★★★ / ★★★★
Solid disaster movies are hard to come by because these films almost always rely solely on special and visual effects, putting story and common sense by the wayside. Credit goes to the writers of “Bølgen,” John Kåre Raake and Harald Rosenløw-Eeg, for not simply going on autopilot and letting images do all the work. I argue that the best moments of the picture are those that are quite educational. That is, when we get a chance to learn more about an occupation which involves tracking precise movements of a mountain.

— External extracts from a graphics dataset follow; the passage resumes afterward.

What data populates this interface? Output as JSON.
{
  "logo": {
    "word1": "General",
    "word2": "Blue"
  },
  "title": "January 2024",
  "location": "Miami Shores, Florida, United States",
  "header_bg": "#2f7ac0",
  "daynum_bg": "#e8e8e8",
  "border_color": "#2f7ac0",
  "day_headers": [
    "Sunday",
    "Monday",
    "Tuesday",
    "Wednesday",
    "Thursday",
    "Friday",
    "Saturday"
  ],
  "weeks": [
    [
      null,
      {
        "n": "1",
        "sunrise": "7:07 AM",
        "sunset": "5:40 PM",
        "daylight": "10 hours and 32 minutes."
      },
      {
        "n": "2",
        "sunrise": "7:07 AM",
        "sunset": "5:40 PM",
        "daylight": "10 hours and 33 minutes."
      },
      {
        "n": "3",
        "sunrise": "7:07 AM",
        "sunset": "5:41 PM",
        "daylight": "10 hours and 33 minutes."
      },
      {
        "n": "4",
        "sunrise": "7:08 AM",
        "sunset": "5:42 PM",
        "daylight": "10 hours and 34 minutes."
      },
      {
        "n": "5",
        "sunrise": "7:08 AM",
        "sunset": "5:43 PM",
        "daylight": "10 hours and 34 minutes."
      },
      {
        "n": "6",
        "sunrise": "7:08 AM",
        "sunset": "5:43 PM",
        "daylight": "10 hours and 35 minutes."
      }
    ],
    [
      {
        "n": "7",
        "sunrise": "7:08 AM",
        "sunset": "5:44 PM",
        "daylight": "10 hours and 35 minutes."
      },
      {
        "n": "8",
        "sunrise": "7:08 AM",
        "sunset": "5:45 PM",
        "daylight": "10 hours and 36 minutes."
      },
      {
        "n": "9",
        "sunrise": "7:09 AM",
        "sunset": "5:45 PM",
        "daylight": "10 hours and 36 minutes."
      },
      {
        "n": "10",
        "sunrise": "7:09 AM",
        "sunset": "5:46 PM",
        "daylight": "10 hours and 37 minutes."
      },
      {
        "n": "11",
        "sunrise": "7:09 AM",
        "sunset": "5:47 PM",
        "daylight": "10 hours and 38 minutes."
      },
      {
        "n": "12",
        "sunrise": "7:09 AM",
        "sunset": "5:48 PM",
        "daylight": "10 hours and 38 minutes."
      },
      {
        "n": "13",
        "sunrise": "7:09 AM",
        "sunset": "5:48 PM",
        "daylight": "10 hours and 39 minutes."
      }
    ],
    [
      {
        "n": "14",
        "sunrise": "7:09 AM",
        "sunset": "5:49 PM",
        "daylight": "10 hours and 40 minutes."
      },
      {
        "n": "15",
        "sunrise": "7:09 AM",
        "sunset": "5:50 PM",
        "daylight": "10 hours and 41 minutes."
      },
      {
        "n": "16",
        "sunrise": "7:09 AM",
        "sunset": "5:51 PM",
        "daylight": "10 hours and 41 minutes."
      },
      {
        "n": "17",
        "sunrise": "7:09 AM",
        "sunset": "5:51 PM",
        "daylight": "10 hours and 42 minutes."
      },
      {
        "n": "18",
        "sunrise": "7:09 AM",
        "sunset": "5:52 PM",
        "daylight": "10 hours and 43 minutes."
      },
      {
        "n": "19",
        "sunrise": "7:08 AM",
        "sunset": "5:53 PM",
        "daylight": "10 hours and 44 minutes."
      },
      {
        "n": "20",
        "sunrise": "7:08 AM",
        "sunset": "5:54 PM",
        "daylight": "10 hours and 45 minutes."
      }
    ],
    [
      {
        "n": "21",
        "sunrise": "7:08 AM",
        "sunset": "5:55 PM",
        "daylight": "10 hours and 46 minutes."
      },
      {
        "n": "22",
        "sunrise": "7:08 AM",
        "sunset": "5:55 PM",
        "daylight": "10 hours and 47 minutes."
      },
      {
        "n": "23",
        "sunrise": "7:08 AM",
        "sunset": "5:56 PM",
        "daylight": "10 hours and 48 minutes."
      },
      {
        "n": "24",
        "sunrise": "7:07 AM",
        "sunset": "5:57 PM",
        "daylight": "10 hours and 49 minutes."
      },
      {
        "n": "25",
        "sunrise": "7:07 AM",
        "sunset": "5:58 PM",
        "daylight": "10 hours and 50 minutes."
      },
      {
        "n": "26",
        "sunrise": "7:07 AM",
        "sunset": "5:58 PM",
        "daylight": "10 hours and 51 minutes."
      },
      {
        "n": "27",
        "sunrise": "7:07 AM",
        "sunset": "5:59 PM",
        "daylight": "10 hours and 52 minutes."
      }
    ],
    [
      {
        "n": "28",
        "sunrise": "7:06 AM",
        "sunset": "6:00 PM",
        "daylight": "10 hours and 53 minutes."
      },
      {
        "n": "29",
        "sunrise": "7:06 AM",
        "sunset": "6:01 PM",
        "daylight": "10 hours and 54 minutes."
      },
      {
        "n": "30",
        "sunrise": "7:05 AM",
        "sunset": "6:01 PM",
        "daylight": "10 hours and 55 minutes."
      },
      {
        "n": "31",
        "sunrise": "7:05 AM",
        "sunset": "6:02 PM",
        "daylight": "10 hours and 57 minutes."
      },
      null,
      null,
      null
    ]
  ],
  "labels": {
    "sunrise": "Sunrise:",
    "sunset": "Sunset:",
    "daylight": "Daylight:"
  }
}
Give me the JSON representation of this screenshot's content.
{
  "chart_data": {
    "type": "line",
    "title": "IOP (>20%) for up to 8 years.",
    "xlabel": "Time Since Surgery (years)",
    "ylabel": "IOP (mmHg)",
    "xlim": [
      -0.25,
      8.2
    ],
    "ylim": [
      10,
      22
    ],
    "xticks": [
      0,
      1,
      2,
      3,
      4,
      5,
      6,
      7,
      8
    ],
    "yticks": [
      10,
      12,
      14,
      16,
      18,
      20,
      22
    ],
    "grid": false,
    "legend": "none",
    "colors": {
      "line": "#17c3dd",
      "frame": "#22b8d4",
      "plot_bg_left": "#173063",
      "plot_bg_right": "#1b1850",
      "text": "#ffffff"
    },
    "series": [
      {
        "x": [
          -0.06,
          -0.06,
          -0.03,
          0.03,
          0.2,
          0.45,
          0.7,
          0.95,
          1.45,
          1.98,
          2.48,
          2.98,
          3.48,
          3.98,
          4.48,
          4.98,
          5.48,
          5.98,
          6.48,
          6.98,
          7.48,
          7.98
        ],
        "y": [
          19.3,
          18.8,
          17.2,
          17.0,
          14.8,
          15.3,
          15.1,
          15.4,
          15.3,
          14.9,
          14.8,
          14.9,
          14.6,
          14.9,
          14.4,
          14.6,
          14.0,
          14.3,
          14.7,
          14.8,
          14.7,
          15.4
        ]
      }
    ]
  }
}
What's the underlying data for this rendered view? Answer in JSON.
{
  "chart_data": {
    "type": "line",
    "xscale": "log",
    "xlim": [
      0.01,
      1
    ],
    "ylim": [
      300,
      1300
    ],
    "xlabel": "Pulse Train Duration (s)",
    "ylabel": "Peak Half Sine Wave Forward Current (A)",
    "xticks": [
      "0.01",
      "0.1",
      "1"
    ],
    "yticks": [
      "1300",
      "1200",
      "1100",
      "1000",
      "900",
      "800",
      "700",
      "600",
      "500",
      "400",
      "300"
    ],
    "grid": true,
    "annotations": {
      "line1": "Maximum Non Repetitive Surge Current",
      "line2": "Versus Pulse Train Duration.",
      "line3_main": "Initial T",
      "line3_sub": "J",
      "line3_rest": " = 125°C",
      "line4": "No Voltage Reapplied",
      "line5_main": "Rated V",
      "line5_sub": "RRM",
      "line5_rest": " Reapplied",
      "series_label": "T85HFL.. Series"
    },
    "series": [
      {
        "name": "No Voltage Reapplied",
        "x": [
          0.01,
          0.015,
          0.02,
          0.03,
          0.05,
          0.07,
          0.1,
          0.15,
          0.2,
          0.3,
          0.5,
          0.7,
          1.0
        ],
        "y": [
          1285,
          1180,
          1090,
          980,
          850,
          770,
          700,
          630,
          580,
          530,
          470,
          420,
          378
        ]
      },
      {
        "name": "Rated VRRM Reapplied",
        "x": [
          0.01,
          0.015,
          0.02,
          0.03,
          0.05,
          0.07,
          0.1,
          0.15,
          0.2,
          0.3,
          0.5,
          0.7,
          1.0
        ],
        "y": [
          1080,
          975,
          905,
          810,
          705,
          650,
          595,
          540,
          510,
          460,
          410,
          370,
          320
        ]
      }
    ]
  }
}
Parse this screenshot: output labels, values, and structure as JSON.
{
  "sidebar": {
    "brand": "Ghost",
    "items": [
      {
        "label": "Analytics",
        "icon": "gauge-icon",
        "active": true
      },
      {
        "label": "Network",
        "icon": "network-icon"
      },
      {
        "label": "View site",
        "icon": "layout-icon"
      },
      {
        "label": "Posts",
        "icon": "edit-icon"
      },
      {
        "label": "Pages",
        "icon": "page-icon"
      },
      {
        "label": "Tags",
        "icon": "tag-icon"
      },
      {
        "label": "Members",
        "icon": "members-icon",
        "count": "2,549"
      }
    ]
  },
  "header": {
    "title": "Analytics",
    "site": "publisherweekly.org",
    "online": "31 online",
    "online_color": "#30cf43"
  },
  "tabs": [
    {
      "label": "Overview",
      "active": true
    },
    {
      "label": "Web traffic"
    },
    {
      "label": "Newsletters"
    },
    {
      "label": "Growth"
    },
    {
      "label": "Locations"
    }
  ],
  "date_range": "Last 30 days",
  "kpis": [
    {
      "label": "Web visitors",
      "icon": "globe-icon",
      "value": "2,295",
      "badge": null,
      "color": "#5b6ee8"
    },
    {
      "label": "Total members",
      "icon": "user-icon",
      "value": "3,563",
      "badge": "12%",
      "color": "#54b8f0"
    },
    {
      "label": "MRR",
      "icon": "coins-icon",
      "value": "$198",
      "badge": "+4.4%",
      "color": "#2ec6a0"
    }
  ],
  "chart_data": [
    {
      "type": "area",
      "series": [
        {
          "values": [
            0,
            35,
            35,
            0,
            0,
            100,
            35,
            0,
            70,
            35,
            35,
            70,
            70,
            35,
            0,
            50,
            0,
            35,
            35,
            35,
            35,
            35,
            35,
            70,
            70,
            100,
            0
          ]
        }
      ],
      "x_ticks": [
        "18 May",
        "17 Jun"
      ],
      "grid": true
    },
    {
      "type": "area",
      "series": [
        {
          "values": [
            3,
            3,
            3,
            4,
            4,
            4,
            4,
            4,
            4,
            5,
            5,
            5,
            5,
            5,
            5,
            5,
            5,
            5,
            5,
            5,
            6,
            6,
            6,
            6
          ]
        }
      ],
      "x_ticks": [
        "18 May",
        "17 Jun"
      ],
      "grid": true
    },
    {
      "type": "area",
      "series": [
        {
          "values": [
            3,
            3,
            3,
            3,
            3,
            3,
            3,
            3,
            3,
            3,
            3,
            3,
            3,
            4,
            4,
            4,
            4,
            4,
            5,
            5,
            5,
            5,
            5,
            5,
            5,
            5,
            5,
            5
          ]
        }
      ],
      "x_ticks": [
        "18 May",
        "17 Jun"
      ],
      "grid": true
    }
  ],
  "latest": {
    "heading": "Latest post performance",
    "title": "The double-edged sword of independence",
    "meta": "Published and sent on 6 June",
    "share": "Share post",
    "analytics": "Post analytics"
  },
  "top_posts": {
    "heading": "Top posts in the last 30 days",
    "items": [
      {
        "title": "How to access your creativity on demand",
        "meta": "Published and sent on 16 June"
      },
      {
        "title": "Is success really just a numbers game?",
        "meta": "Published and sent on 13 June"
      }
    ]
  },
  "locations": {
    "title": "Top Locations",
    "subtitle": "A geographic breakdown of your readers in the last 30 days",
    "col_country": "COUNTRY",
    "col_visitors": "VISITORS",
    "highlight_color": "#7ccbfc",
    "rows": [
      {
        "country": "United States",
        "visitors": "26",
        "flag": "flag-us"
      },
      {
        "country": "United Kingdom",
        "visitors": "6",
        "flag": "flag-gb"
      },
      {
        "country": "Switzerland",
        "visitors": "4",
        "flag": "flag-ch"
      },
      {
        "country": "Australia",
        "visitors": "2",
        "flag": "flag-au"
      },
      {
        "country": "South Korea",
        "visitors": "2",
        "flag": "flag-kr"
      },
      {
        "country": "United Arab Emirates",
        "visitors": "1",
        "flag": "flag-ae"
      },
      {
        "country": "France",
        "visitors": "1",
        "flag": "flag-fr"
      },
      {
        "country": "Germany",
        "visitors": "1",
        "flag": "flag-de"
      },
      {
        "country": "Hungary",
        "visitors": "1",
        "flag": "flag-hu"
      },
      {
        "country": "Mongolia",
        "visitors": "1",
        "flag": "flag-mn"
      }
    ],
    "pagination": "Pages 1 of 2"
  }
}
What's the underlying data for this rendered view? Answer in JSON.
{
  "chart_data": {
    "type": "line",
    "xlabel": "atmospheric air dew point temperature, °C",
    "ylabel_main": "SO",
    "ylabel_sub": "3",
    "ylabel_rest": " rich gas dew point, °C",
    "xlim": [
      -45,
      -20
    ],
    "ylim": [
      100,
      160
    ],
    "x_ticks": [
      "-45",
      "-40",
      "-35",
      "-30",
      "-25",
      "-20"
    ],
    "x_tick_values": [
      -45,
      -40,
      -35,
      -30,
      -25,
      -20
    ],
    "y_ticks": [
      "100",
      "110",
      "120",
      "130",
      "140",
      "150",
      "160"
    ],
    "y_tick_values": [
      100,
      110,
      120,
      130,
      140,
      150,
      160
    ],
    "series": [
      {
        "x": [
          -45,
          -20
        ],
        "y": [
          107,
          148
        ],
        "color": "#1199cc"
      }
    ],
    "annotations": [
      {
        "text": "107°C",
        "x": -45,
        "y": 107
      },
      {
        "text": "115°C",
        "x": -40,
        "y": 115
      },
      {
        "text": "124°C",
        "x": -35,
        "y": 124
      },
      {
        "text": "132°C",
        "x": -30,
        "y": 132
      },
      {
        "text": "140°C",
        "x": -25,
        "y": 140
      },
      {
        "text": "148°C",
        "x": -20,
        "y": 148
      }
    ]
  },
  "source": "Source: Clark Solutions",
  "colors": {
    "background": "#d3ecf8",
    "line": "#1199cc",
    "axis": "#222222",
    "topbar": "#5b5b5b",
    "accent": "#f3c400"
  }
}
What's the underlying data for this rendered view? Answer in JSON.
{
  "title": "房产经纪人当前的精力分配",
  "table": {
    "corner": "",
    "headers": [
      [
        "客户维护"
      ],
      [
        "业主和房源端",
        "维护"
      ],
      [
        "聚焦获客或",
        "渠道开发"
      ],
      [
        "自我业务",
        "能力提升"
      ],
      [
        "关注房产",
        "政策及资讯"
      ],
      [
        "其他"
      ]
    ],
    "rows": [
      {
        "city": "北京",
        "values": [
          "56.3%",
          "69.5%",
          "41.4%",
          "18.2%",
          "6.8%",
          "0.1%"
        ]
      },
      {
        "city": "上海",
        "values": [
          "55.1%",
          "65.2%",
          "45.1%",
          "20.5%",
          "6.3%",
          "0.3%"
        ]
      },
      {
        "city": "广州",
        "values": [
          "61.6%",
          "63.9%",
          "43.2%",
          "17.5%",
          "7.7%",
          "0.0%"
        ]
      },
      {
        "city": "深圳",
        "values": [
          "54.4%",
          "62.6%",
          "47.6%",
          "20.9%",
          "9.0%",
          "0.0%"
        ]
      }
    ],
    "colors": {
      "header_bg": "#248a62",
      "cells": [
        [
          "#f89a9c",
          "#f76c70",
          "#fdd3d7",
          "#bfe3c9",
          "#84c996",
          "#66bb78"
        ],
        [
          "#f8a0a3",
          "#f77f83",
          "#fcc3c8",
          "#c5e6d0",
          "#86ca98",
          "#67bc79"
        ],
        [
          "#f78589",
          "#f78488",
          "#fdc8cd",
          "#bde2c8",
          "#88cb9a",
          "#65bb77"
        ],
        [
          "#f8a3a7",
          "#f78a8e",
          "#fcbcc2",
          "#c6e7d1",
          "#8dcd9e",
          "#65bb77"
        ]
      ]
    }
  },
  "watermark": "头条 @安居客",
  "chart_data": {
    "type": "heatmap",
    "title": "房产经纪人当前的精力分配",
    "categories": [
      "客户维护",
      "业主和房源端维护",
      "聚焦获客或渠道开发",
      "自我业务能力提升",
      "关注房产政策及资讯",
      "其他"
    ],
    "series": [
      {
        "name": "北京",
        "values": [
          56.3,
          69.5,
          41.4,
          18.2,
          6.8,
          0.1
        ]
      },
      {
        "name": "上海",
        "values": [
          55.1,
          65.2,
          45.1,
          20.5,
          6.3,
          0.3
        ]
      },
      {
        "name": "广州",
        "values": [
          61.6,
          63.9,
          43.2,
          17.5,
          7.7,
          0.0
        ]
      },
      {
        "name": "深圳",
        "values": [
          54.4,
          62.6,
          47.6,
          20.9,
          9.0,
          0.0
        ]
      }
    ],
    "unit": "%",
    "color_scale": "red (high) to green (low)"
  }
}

During Kristian’s (Kristoffer Joner) last day on the job at the warning center, a co-worker notices something odd with one of the sensors: groundwater has disappeared suddenly from the mountain. A superior claims that perhaps this is only due to a faulty sensor and so they investigate. When they get there, it turns out that wires that have been cut—very likely due to an out-of-the-norm seismic activity. Kristian begins to suspect that a massive landslide is going to occur which will create a tidal wave about eighty-meters tall—certain to erase Geiranger from the map. The village just so happens to be a very popular tourist destination for its incredible lakeside views.
Disaster movies are almost never educational so I relished every science-talk that takes place in the warning center. While there are disagreements about what to do given a set of data, there is no villain. Obviously, Kristian’s suspicion is going to prove correct. However, I admired that the opposition’s opinions are presented as actual expertise, practical even, rather than serving as color commentary that are designed to polarize the audience. This is one significant difference between a smart movie that just so happens to be a disaster film and a Hollywood disaster movie from skin to its marrow, down to its very soul (or lack thereof).
Scenes that show the tidal wave are horrifying and harrowing. There is one shot that I am certain to remember. On the foreground is a panic-stricken father amongst chaos as he attempts to save his daughter (Edith Haagenrud-Sande) and himself by running further upwards on an uphill road. He must make it to at least 80 meters above sea level. However, his watch shows that he is barely at 50 meters. At this point, he and his daughter are likely going to drown. Meanwhile, on the background, we see a placid lake—no sign of a destructive wave. Within a matter of seconds, however, everything will be underwater.
The material might have been improved given more in-depth characterizations of Kristian’s wife (Ane Dahl Torp) and son (Jonas Hoff Oftebro). Although it is cliché that the husband and wife fight before the calamity, I found it fresh that Torp portrays Idun as physically strong, alert, someone who can handle herself. And even though it is also cliché that there is tension between father and son because of their family moving to the city, Oftebro has a knack for playing an angsty teenager without making us forget that he is a good kid. Because the recurrent theme involves family being a unit even though they have their own identities, I wished we knew more about Idun and Sondre independent of the catastrophe about to happen to them.
“The Wave,” directed by Roar Uthaug, offers intelligence, thrills, suspense, and genuinely moving images of people either trying to survive or dealing with the aftermath. Work that stand out has a way of making the audiences appreciate the background and remembering details about them. For example, during the scene where people have begun getting out of their cars and running due to traffic congestion up ahead, people standing next to their vehicles look confused, not entirely convinced whether they should do what others are doing. That stuck with me because I could see that happening in real life. Quick snapshots of authenticity make this picture all the more compelling.